Ocurre que una de las ideas más potentes de nuestro tiempo, que todo lo nuevo es por definición mejor que todo lo viejo, ha supuesto la liquidación del principio de autoridad. Se ha establecido en su lugar una relación de paridad entre jóvenes y adultos, entre padres e hijos, maestros y escolares, profesores y alumnos. Todos son iguales.
En principio, esta «democratización» de las relaciones parecía positiva, puesto que, al desaparecer las constricciones de la autoridad, se incrementaba la libertad. Pero contemplar la juventud como valor supremo implicó trasladar todo el poder al grupo idealizado, no al individuo.
Que en la universidad se estableciera una relación de igualdad entre profesores y alumnos no mejoró su gobierno ni lo hizo más equitativo. Al contrario, como señaló Hanna Arendt, al emanciparse de la autoridad de los adultos, el joven no se liberó sino que quedó sujeto a una autoridad tiránica: la de la mayoría de sus iguales.
La autoridad, que servía para decirle al niño qué tenía que hacer y qué no, quedó dentro del propio grupo infantil, donde se imponía el gregarismo y la ley del más fuerte. Lo mismo sucedió con la familia. Que los hijos no reconocieran la autoridad de los padres, o que los padres renunciasen a ejercer esa autoridad, convirtiéndose en colegas de sus hijos, no supuso un beneficio para los jóvenes, al contrario, estos se quedaron sin referencias y terminaron sometidos a la tiranía del grupo.
La desaparición de la jerarquía entre jóvenes y adultos, y del equilibrio entre lo nuevo y lo viejo, desembocó en una paradoja. Se anuló el impulso desafiante que era propio de la juventud y se invirtieron los papeles. Los jóvenes ya no tenían que autosuperarse y demostrar su valía frente a los adultos. Convertidos en impersonales miembros de un grupo idealizado, lejos de ser atrevidos, independientes y desafiantes, se volvieron conservadores, débiles y fácilmente impresionables.
Algunos expertos en psicología social han tratado de proponer soluciones para reconducir esta deriva, pero sin mucho éxito, porque, lejos de remitir, el problema ha continuado agudizándose. Una de las propuestas más populares es la terapia cognitivo conductual (TCC). La idea es que, puesto que los sentimientos tienden a confundirnos, solo es posible alcanzar la estabilidad emocional aprendiendo a cuestionarlos y evitando distorsionar la realidad. Se ayudaría así al sujeto a que se diera cuenta de cuándo está desarrollando «distorsiones cognitivas» y se podría neutralizar el «filtrado negativo», que consiste en sobrevalorar las críticas negativas sin tener en cuenta las positivas.

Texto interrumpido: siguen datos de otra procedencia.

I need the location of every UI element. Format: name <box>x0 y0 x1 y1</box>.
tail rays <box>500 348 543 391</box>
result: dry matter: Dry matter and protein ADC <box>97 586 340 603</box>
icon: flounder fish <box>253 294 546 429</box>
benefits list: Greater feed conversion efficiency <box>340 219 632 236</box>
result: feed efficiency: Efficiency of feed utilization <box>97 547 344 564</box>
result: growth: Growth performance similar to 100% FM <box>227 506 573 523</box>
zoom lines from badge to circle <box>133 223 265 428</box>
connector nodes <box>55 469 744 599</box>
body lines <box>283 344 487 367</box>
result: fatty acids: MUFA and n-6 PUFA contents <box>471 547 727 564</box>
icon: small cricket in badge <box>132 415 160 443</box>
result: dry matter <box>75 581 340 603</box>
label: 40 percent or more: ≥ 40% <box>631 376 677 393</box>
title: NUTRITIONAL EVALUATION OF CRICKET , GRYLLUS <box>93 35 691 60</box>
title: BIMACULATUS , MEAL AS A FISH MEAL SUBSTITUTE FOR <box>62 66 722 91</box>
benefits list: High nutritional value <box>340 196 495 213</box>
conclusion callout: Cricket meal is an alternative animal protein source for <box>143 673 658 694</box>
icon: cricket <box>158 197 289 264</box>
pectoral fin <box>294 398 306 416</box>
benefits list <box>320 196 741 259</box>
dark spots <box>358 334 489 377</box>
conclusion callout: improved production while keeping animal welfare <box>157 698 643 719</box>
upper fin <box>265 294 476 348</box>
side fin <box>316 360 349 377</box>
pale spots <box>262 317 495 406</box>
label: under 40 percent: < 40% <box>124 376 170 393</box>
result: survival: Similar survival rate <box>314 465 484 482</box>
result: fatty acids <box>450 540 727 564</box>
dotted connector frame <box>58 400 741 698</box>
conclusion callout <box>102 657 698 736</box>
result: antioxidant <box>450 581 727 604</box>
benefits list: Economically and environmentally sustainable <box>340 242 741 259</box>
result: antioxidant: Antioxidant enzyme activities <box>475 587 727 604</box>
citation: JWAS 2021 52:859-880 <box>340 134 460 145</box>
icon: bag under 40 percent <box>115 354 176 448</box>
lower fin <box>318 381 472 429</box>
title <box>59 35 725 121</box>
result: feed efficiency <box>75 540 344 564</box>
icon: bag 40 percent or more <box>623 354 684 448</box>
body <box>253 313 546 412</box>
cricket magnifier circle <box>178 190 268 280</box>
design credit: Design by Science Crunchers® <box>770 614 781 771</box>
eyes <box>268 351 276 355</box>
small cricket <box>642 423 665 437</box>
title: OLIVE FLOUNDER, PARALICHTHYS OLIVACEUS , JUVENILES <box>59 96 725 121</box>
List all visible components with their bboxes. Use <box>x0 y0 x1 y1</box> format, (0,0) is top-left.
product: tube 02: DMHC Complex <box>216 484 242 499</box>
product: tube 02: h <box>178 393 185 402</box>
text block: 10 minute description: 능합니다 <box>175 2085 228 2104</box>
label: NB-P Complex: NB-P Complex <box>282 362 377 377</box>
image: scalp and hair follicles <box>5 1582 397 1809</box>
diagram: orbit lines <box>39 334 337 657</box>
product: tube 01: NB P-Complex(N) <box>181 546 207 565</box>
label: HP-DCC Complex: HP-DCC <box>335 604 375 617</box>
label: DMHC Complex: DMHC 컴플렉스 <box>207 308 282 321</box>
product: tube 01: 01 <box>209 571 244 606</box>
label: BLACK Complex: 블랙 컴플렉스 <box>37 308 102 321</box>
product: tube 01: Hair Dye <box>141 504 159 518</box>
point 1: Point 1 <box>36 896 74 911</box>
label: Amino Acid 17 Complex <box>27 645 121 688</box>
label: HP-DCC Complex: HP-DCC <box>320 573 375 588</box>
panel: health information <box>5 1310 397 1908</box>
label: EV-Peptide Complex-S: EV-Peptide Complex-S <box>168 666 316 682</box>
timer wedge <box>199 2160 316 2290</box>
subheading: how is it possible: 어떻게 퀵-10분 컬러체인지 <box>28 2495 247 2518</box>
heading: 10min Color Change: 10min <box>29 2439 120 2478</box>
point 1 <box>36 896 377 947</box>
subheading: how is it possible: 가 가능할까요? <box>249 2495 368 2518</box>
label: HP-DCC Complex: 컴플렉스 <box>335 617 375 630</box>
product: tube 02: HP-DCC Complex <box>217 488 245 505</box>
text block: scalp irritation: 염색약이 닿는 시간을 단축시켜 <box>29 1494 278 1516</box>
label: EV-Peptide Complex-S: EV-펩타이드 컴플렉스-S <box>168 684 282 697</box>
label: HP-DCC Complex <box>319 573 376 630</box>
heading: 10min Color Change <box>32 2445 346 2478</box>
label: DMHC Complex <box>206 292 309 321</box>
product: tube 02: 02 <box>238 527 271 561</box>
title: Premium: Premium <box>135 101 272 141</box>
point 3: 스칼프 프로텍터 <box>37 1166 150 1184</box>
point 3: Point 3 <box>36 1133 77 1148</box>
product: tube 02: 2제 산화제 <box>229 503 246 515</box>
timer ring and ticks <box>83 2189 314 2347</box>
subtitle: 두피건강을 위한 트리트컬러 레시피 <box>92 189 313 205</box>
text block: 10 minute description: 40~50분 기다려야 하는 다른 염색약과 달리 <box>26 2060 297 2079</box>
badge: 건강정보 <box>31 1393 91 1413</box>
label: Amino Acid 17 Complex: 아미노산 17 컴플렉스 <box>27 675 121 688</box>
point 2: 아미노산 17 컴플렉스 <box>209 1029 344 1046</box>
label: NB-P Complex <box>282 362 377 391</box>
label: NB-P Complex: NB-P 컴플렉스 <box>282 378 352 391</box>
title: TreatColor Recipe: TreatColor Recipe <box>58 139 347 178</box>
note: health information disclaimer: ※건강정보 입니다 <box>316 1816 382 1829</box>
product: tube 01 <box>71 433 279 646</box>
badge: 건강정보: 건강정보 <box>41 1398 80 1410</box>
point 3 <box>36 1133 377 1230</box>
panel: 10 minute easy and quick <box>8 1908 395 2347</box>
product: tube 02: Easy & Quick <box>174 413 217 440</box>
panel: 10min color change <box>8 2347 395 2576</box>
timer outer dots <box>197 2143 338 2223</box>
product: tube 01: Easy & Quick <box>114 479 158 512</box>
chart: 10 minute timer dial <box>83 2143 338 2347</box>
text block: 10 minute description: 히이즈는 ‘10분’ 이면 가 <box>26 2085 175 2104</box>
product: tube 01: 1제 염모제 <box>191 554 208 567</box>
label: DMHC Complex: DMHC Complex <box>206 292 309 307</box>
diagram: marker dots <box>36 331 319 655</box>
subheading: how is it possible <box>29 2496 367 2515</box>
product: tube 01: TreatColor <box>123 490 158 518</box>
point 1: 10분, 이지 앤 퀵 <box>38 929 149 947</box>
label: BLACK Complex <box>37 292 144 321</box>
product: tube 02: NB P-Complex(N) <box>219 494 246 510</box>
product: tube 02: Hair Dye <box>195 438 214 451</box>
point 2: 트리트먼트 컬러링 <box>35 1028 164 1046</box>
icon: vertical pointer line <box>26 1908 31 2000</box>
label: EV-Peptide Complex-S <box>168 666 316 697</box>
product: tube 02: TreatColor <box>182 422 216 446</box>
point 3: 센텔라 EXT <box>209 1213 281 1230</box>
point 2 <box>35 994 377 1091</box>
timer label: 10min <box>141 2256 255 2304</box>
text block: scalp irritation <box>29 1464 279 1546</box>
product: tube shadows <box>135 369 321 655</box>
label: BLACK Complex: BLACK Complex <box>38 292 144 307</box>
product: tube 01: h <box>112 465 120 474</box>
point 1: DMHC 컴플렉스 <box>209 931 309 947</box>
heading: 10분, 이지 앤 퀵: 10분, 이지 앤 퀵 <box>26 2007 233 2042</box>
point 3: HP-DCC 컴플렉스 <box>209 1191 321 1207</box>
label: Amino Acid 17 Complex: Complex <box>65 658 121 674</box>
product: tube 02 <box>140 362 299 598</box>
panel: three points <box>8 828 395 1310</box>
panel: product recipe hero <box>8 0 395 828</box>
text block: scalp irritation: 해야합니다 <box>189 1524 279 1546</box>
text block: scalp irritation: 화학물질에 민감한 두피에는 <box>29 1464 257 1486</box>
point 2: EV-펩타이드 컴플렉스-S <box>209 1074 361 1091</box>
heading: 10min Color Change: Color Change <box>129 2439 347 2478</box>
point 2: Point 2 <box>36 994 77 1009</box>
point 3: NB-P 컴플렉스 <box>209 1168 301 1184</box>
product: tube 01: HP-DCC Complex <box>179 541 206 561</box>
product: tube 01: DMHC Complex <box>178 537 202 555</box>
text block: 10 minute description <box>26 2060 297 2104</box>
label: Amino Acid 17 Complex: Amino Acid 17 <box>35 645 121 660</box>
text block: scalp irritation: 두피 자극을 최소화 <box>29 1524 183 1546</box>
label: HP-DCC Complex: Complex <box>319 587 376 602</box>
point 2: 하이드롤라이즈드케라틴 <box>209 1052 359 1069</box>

Pero ¿y si, más allá de las distorsiones cognitivas individuales, fuera el propio entorno el que estuviera deformando la realidad, validando, cuando no imponiendo, ideas y actitudes inhumanas? Esto obligaría a invertir el enfoque y recostar en el diván no al presunto enfermo, sino al entorno que le hace enfermar.
Pensar que, mediante terapia psicológica, los jóvenes, en conjunto, podrán sobreponerse a un mundo empeñado en desafiar a la lógica es como creer en los milagros. Porque en gran medida esta distorsión cognitiva es exógena. Aleccionados por los maestros, amedrentados por el grupo y asediados por una implacable pedagogía, los jóvenes se ven forzados a renegar de su naturaleza, de sí mismos, para flotar inermes en el más absoluto relativismo, a merced de ideas, creencias y actitudes colectivas que, de puro arbitrarias, provocan ansiedad incluso en los adultos.
Desde este otro ángulo, la idea de la terapia cognitivo conductual como solución podría parecer una especie de tirita o incluso, paradójicamente, una estratagema para ocultar la realidad; en el mejor de los casos, un vano intento de tranquilizar a los jóvenes más impresionables prometiéndoles que, mediante un pequeño esfuerzo terapéutico, descubrirán que su entorno no es tan amenazante ni dañino como lo perciben, cuando en realidad sí lo es… solo que no en el sentido que se les ha inculcado.